Sarah: Mot and I both knew that I was telling people that I would write the book. We also never believed, either of us, that I actually would. Writing a book is a big thing, and at the time, I didn’t feel capable of even some of the small things that make up a life. So it didn’t change much, except the note taking, and that became fun for us. Mot was fascinated by the process of documenting our time together, at least for most of the friendship, and because we had so much to untangle about our days, we both found sitting down at the end of them to agree on events and their causes really useful. Jess: How fascinating that you say you "didn't feel capable of the small things that make up a life," and yet you were doing so much. One of the many beautiful messages of the book, it seemed to me, was that we must be honest with ourselves about the situations we're in, about what we're capable of in the framework of those situations. I was very moved near the end (small spoiler alert!) when you chose not to keep Mot's plants because you didn't want to make false magic out of caring for them. Can you talk to me a little bit more about that impulse and your ability to overcome it?

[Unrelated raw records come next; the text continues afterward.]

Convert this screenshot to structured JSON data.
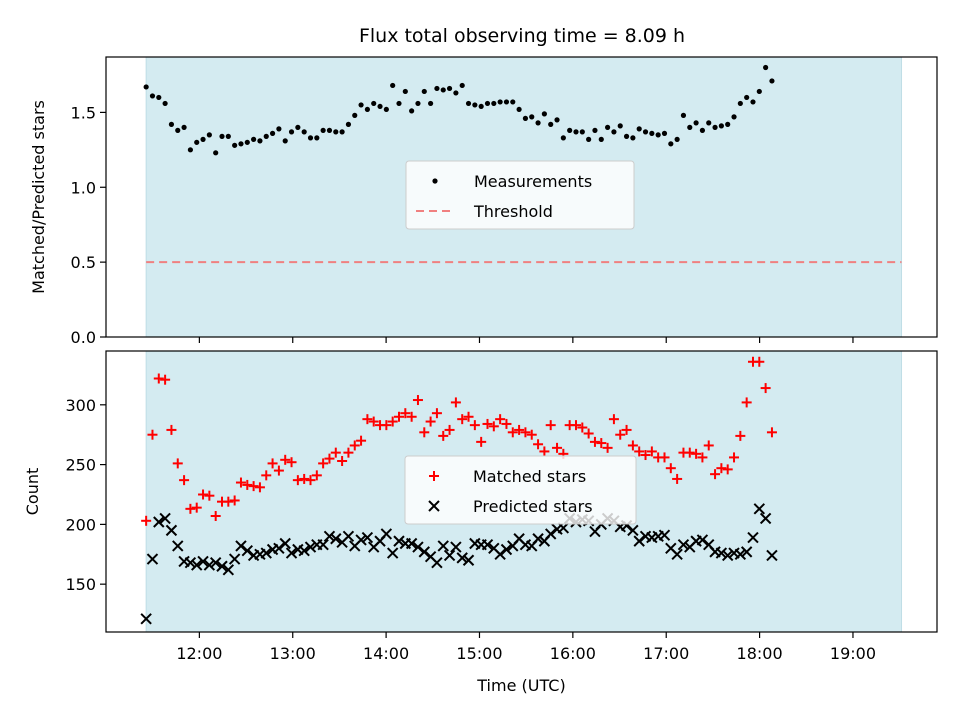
{
  "figure": {
    "title": "Flux total observing time = 8.09 h",
    "xlabel": "Time (UTC)"
  },
  "chart_data": [
    {
      "type": "scatter",
      "ylabel": "Matched/Predicted stars",
      "ylim": [
        0.0,
        1.87
      ],
      "yticks": [
        "0.0",
        "0.5",
        "1.0",
        "1.5"
      ],
      "ytick_values": [
        0.0,
        0.5,
        1.0,
        1.5
      ],
      "shaded_span": {
        "start_hour": 11.43,
        "end_hour": 19.52,
        "color": "#d4ebf1"
      },
      "legend": {
        "position": "center",
        "entries": [
          "Measurements",
          "Threshold"
        ]
      },
      "series": [
        {
          "name": "Measurements",
          "marker": "dot",
          "color": "#000000",
          "t_start_hour": 11.43,
          "t_step_hour": 0.0677,
          "values": [
            1.67,
            1.61,
            1.6,
            1.56,
            1.42,
            1.38,
            1.4,
            1.25,
            1.3,
            1.32,
            1.35,
            1.23,
            1.34,
            1.34,
            1.28,
            1.29,
            1.3,
            1.32,
            1.31,
            1.34,
            1.36,
            1.39,
            1.31,
            1.37,
            1.4,
            1.37,
            1.33,
            1.33,
            1.38,
            1.38,
            1.37,
            1.37,
            1.42,
            1.48,
            1.55,
            1.52,
            1.56,
            1.54,
            1.52,
            1.68,
            1.56,
            1.64,
            1.51,
            1.56,
            1.64,
            1.56,
            1.66,
            1.65,
            1.66,
            1.63,
            1.68,
            1.56,
            1.55,
            1.54,
            1.56,
            1.56,
            1.57,
            1.57,
            1.57,
            1.52,
            1.46,
            1.47,
            1.43,
            1.49,
            1.42,
            1.45,
            1.33,
            1.38,
            1.37,
            1.37,
            1.32,
            1.38,
            1.32,
            1.4,
            1.37,
            1.41,
            1.34,
            1.33,
            1.39,
            1.37,
            1.36,
            1.35,
            1.36,
            1.29,
            1.32,
            1.48,
            1.4,
            1.43,
            1.38,
            1.43,
            1.4,
            1.41,
            1.42,
            1.47,
            1.56,
            1.6,
            1.57,
            1.64,
            1.8,
            1.71
          ]
        },
        {
          "name": "Threshold",
          "style": "dashed",
          "color": "#f08080",
          "value": 0.5
        }
      ]
    },
    {
      "type": "scatter",
      "ylabel": "Count",
      "ylim": [
        110,
        345
      ],
      "yticks": [
        "150",
        "200",
        "250",
        "300"
      ],
      "ytick_values": [
        150,
        200,
        250,
        300
      ],
      "xlim_hours": [
        11.0,
        19.9
      ],
      "xticks": [
        "12:00",
        "13:00",
        "14:00",
        "15:00",
        "16:00",
        "17:00",
        "18:00",
        "19:00"
      ],
      "xtick_hours": [
        12,
        13,
        14,
        15,
        16,
        17,
        18,
        19
      ],
      "shaded_span": {
        "start_hour": 11.43,
        "end_hour": 19.52,
        "color": "#d4ebf1"
      },
      "legend": {
        "position": "center",
        "entries": [
          "Matched stars",
          "Predicted stars"
        ]
      },
      "series": [
        {
          "name": "Matched stars",
          "marker": "plus",
          "color": "#ff0000",
          "t_start_hour": 11.43,
          "t_step_hour": 0.0677,
          "values": [
            203,
            275,
            322,
            321,
            279,
            251,
            237,
            213,
            214,
            225,
            224,
            207,
            219,
            219,
            220,
            235,
            233,
            232,
            231,
            241,
            251,
            245,
            254,
            252,
            237,
            238,
            237,
            241,
            251,
            255,
            260,
            253,
            260,
            266,
            270,
            288,
            286,
            283,
            283,
            286,
            290,
            293,
            290,
            304,
            277,
            286,
            293,
            274,
            279,
            302,
            288,
            290,
            283,
            269,
            284,
            282,
            288,
            284,
            277,
            279,
            277,
            275,
            267,
            261,
            283,
            264,
            259,
            283,
            283,
            281,
            276,
            269,
            268,
            264,
            288,
            275,
            279,
            266,
            261,
            258,
            261,
            256,
            256,
            247,
            238,
            260,
            260,
            259,
            256,
            266,
            242,
            247,
            246,
            256,
            274,
            302,
            336,
            336,
            314,
            277
          ]
        },
        {
          "name": "Predicted stars",
          "marker": "x",
          "color": "#000000",
          "t_start_hour": 11.43,
          "t_step_hour": 0.0677,
          "values": [
            121,
            171,
            202,
            205,
            195,
            182,
            169,
            168,
            166,
            169,
            166,
            168,
            165,
            162,
            171,
            182,
            178,
            174,
            175,
            176,
            179,
            180,
            184,
            176,
            179,
            178,
            181,
            183,
            183,
            190,
            188,
            185,
            190,
            182,
            187,
            189,
            181,
            186,
            192,
            176,
            186,
            184,
            184,
            181,
            177,
            173,
            168,
            182,
            174,
            181,
            172,
            170,
            184,
            183,
            183,
            180,
            175,
            179,
            182,
            188,
            183,
            182,
            188,
            186,
            192,
            196,
            197,
            205,
            202,
            204,
            203,
            194,
            200,
            205,
            203,
            198,
            199,
            195,
            186,
            190,
            189,
            190,
            191,
            180,
            175,
            183,
            181,
            186,
            187,
            183,
            177,
            176,
            174,
            176,
            175,
            177,
            189,
            213,
            205,
            174
          ]
        }
      ]
    }
  ]
}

Sarah: It was hard, because of course my friendship with Mot was infused with all the magical realism of his delusional system; magic had become an everyday thing, with old gods and portentous signs everywhere. But that was also, I knew, part of what I needed to separate myself from in Mot’s absence, and that his leaving allowed me to return to the more mundane parts of my life. Keeping those plants, and caring for them, would have made that return more difficult. As I think the book makes clear, there were a lot of things in the other parts of my life that I was not dealing with, and that I’d been using this friendship as an escape from other, more difficult truths. Letting the plants go was a part of letting Mot go, and getting back to parts of my life I’d ignored while pouring most of my energy into our friendship.


Jess: Lastly, any thoughts or advice for aspiring writers and memoirists? Is there anything you'd like to share about this book, your new book, or the writing life in general?


Sarah: I’m not sure I believe in aspiring to be a writer. Once you are putting words on the page, you are a writer—there is no need to aspire to it. If you have a pencil and a notebook, you’re good to go. (But really, of course, we are all using computers, which you probably already also have.) The tricky part is becoming a better writer today than you were yesterday, and again and again. And to keep at it even if the writing is lousy for long periods of time. It’s never about becoming a writer, which isn’t hard at all. It’s about becoming a better writer, which never ends, no matter how much you publish. I think the secret to becoming a better writer is to read all the time. Every day. I’m not someone who can, or should, write every day… some days, my brain is made of mush and it can’t conjure a single worthy sentence. But I am someone who reads every day. I try to read at least one book and one literary journal every week. I also try to read outside my tastes and my particular interests, because I think that we can set up little echo chambers for ourselves if we stay too close to the tight little niches in the writing world where our own work lives. For memoirists, this means sometimes we steal too heavily from one another, and we get these gluts of particular kinds of memoirs and personal essays… we forget that we should be stealing from the poets and the novelists instead of burglarizing our own brethren. Writers are vultures, and as soon as a work is published it becomes a corpse we’re free to pick. The secret is to find the best bits, and metabolize them into your own work. To be the best carrion eater you can be.


Sarah Einstein is the author of Mot: A Memoir (University of Georgia Press 2015), Remnants of Passion (Shebooks 2014). Her essays and short stories have appeared in The Sun, Ninth Letter, PANK and other journals. Her work has been awarded a Pushcart Prize, a Best of the Net, and the AWP Prize in Creative Nonfiction. She is also the special projects editor for Brevity Magazine.